Europeans are increasingly buying Chinese cars and equipment. China’s growing trade power has become a headache for Germany and the entire European Union.
BERLIN Did you think that mainly tilpe wool and easily manufactured products such as T-shirts or face masks are imported from China to Europe?
If you thought so, you were wrong. Now, the share of Chinese products, especially in the highly processed industrial goods, machines and cars used in the EU, is increasing.
At the same time, Germany’s traditional strong position as a producer of these is shaking. The share of German products in imports from other EU countries has decreased.
In the graphic below, you can see how, for example, the import of medicines, information technology and electrical equipment from Germany and China to the EU has changed.
The cornerstone of the German economy is the car industry, and China is a problem for it in at least two ways.
First of all, Chinese cheap electric cars are coming to Europe in ever greater numbers – and so to Finland. Chinese-owned Geely and MG have already taken third and fourth place in the list of the most popular electric car brands in Europe, says Handelsblatt economic newspaper.
At the top are the American Tesla and the German Volkswagen, in that order.
At the same time, the demand for German electric cars has declined. Their orders this year have only been 60 percent from last year’s level.
The Chinese also want electric cars
Second, German car factories are struggling in the Chinese market and losing their positions there as well. In addition to Volkkaris, the sales of Bemars and Mersues in China will also decrease.
For a long time, German car brands trusted that the demand for combustion engines in China would only continue to grow. For prosperous Chinese, German luxury cars were status symbols, while Chinese brands were considered technologically backward.
Now the wind has turned and the Chinese have also taken a liking to electric cars. It’s a big problem, especially for Volkswagen, whose combustion engine cars are sold in China almost every second one.
However, German companies have invested increasingly large amounts of money in China in recent years, as shown in the following graphic. So the stakes are high.
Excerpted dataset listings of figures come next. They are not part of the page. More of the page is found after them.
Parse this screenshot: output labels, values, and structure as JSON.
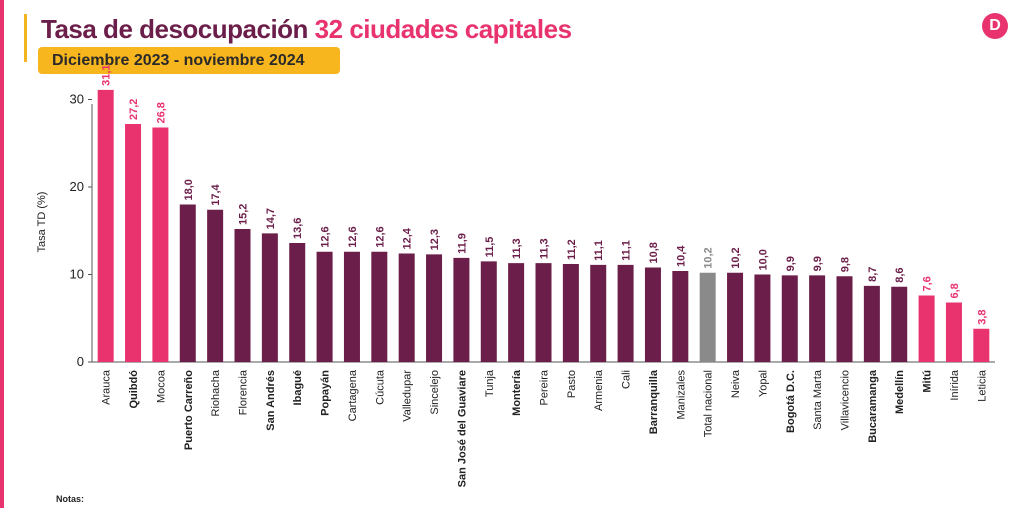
{
  "header": {
    "title_main": "Tasa de desocupación",
    "title_highlight": "32 ciudades capitales",
    "subtitle": "Diciembre 2023 - noviembre 2024",
    "logo_letter": "D"
  },
  "notes_label": "Notas:",
  "colors": {
    "highlight": "#e8336e",
    "city": "#6b1e49",
    "national": "#8a8a8a",
    "accent": "#f7b51e"
  },
  "chart_data": {
    "type": "bar",
    "ylabel": "Tasa TD (%)",
    "xlabel": "",
    "ylim": [
      0,
      32
    ],
    "yticks": [
      0,
      10,
      20,
      30
    ],
    "grid": false,
    "categories": [
      "Arauca",
      "Quibdó",
      "Mocoa",
      "Puerto Carreño",
      "Riohacha",
      "Florencia",
      "San Andrés",
      "Ibagué",
      "Popayán",
      "Cartagena",
      "Cúcuta",
      "Valledupar",
      "Sincelejo",
      "San José del Guaviare",
      "Tunja",
      "Montería",
      "Pereira",
      "Pasto",
      "Armenia",
      "Cali",
      "Barranquilla",
      "Manizales",
      "Total nacional",
      "Neiva",
      "Yopal",
      "Bogotá D.C.",
      "Santa Marta",
      "Villavicencio",
      "Bucaramanga",
      "Medellín",
      "Mitú",
      "Inírida",
      "Leticia"
    ],
    "values": [
      31.1,
      27.2,
      26.8,
      18.0,
      17.4,
      15.2,
      14.7,
      13.6,
      12.6,
      12.6,
      12.6,
      12.4,
      12.3,
      11.9,
      11.5,
      11.3,
      11.3,
      11.2,
      11.1,
      11.1,
      10.8,
      10.4,
      10.2,
      10.2,
      10.0,
      9.9,
      9.9,
      9.8,
      8.7,
      8.6,
      7.6,
      6.8,
      3.8
    ],
    "labels": [
      "31,1",
      "27,2",
      "26,8",
      "18,0",
      "17,4",
      "15,2",
      "14,7",
      "13,6",
      "12,6",
      "12,6",
      "12,6",
      "12,4",
      "12,3",
      "11,9",
      "11,5",
      "11,3",
      "11,3",
      "11,2",
      "11,1",
      "11,1",
      "10,8",
      "10,4",
      "10,2",
      "10,2",
      "10,0",
      "9,9",
      "9,9",
      "9,8",
      "8,7",
      "8,6",
      "7,6",
      "6,8",
      "3,8"
    ],
    "groups": [
      "highlight",
      "highlight",
      "highlight",
      "city",
      "city",
      "city",
      "city",
      "city",
      "city",
      "city",
      "city",
      "city",
      "city",
      "city",
      "city",
      "city",
      "city",
      "city",
      "city",
      "city",
      "city",
      "city",
      "national",
      "city",
      "city",
      "city",
      "city",
      "city",
      "city",
      "city",
      "highlight",
      "highlight",
      "highlight"
    ],
    "bold_labels": [
      false,
      true,
      false,
      true,
      false,
      false,
      true,
      true,
      true,
      false,
      false,
      false,
      false,
      true,
      false,
      true,
      false,
      false,
      false,
      false,
      true,
      false,
      false,
      false,
      false,
      true,
      false,
      false,
      true,
      true,
      true,
      false,
      false
    ]
  }
}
More on the subject: Europe strives to break free from its dependence on China – however, statistics show that imports have doubled on the contrary
Germany drew up a China strategy
The German government would like to reduce its dependence on China, as the Russian war of aggression showed the risks of colluding with authoritarian states. China is clearly an even bigger trade partner for Germany than Russia was.
Chancellor By Olaf Scholz the government recently announced a special 64-page strategy to reduce dependence on China. How to implement it concretely is a more difficult matter.
In any case, the purpose is to try to identify the vulnerabilities of the economy, to make German companies aware of the risks of doing business in China, and to make it clear that the federal government will not bail out companies if they get into trouble.
A new phenomenon is that Chinese investors are increasingly turning their eyes to Germany. Hamburg’s port terminal is already a quarter owned by the Chinese.
The German Ministry of Economy is currently investigating several Chinese purchase offers from German companies. Just a couple of weeks ago, the ministry blocked one sale in which a German Kleo satellite company would have been taken over by the Chinese.
Read in this story how Europe’s attitude towards China has changed in a few years.
Trade between the EU and China has already swelled to 900 billion euros after the pandemic:
The EU came to support
The EU Commission recently announced that it is starting to investigate the pricing of Chinese car dealers.
In Brussels, it is suspected that the Chinese are artificially depressing the prices of their cars with state subsidies. It would weaken the competitiveness of not only German but also French, Italian and Spanish car factories.
China was angered by the EU’s settlement intentions. In its opinion, it is a “clear-cut protectionist measure”, i.e. an attempt to protect European car production from competition.
Now there is a fear in Europe that China will reciprocally impose tariffs or other additional charges on European car brands.
EU Trade Commissioner Valdis Dombrovskis will travel to China on the weekend for a four-day visit. The goal is to mediate and stabilize the business relationship. If Dombrovskis does not succeed in detente, diplomatic relations may become even more complicated.
This graphic shows how EU countries import many times more machinery and equipment from China than, for example, ten years ago.